Department of Pathology, The University of Melbourne, Victoria, Australia.
Neurochem Int. 2012 Feb;60(3):318-26. doi: 10.1016/j.neuint.2011.12.006. Epub 2011 Dec 17.
Transmissibility and distinctive neuropathology are hallmark features of prion diseases differentiating them from other neurodegenerative disorders, with pathogenesis and transmission appearing closely linked to misfolded conformers (PrP(Sc)) of the ubiquitously expressed cellular form of the prion protein (PrP(C)). Given the apparent pathogenic primacy of misfolded PrP, the utilisation of peptides based on the prion protein has formed an integral approach for providing insights into misfolding pathways and pathogenic mechanisms. In parallel with studies employing prion peptides, similar approaches in other neurodegenerative disorders such as Alzheimer Disease, have demonstrated that differential processing of parent proteins and quite minor variations in the primary sequence of cognate peptides generated from the same constitutive processing (such as Aβ1-40 versus Aβ1-42 produced from γ-secretase activity) can be associated with very different pathogenic consequences. PrP(C) also undergoes constitutive α- or β-cleavage yielding C1 (residues 112-231 human sequence) or C2 (residues 90-231), respectively, with the full cell biological significance of such processing unresolved; however, it is noteworthy that in prion diseases, such as Creutzfeldt-Jakob disease (CJD) and murine models, the moderately extended C2 fragment predominates in the brain suggesting that the two cleavage events and the consequent C-terminal fragments may differ in their pathogenic significance. Accordingly, studies characterising biologically relevant peptides like C1 and C2, would be most valid if undertaken using peptides completely free of any inherent non-native sequence that arises as a by-product of commonly employed recombinant production techniques. To achieve this aim and thereby facilitate more representative biophysical and neurotoxicity studies, we adapted the combination of high fidelity Taq TA cloning with a SUMO-Hexa-His tag-type approach, incorporating the SUMO protease step. This technique consistently produced sufficient yields (∼10 mg/L) of high purity peptides (>95%) equating to C1 and C2 of exact native primary sequence in the α-helical conformation suitable for biological and biophysical investigations.

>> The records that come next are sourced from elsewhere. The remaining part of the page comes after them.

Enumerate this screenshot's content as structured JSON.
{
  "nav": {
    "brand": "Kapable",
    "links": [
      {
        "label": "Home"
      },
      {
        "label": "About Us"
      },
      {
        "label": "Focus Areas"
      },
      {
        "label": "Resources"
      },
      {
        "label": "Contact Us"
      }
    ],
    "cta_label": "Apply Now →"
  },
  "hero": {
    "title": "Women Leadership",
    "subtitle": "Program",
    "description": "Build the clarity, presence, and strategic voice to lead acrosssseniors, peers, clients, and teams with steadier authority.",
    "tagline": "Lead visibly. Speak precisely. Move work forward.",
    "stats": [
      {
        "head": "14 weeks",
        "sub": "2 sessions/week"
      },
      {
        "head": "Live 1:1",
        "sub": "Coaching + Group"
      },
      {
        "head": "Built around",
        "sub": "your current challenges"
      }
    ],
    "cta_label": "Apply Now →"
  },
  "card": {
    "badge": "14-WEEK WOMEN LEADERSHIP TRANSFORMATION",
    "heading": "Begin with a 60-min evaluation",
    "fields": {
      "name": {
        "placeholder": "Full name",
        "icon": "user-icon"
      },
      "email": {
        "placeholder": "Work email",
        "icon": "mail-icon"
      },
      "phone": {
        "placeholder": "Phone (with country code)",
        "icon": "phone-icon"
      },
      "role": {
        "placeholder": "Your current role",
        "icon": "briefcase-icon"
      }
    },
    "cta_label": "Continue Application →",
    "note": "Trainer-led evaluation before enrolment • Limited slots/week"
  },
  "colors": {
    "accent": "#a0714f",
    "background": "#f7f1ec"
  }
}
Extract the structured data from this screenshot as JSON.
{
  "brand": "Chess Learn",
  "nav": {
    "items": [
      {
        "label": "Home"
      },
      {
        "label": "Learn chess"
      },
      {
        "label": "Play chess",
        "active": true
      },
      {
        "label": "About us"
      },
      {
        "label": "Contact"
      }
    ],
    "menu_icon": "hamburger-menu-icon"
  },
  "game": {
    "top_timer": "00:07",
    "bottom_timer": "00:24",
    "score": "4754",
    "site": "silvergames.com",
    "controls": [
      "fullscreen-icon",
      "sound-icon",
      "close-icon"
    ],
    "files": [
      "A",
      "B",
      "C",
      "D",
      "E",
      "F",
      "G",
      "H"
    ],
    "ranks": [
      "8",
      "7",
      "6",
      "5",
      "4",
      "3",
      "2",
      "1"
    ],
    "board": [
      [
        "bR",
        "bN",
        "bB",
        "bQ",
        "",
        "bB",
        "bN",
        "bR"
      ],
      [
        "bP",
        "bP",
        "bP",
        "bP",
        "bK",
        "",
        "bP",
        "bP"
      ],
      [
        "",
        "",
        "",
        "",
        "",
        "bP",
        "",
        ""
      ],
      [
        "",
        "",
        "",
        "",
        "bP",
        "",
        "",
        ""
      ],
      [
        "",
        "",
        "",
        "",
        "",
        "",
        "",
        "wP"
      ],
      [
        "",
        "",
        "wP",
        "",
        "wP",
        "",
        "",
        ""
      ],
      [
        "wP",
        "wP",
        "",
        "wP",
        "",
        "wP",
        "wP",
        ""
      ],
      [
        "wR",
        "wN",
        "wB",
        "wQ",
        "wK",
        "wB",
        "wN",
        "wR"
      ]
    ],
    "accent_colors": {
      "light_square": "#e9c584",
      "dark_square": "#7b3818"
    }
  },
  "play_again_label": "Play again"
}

传染性和独特的神经病理学是朊病毒疾病的标志性特征,将它们与其他神经退行性疾病区分开来,发病机制和传播似乎与普遍表达的朊病毒蛋白(PrP(C))的错误折叠构象(PrP(Sc))密切相关。鉴于错误折叠 PrP 的明显致病性,基于朊病毒蛋白的肽的利用已成为深入了解错误折叠途径和发病机制的一种重要方法。与使用朊病毒肽的研究平行,在阿尔茨海默病等其他神经退行性疾病中采用类似方法表明,亲本蛋白的差异加工以及从相同组成型加工生成的同源肽的一级序列中非常小的变异(例如γ-分泌酶活性产生的 Aβ1-40 与 Aβ1-42)可能与非常不同的致病后果相关。PrP(C) 也经历组成型α或β切割,分别产生 C1(人序列 112-231 个残基)或 C2(90-231 个残基),这种加工的完整细胞生物学意义尚未解决;然而,值得注意的是,在朊病毒疾病(如克雅氏病(CJD)和鼠模型)中,中度扩展的 C2 片段在大脑中占主导地位,这表明两个切割事件和随后的 C 末端片段在其致病意义上可能不同。因此,如果使用完全不含任何固有非天然序列的肽进行研究,这些肽具有生物学相关性,如 C1 和 C2,则此类研究将是最有效的,因为这些固有非天然序列是常见重组生产技术的副产品。为了实现这一目标,从而促进更具代表性的生物物理和神经毒性研究,我们采用了高保真 Taq TA 克隆与 SUMO-Hexa-His 标签型方法的结合,其中包含 SUMO 蛋白酶步骤。该技术始终能够产生足够的产量(∼10 mg/L),得到高纯度的肽(>95%),其为 α-螺旋构象中的精确天然一级序列,适合用于生物学和生物物理研究。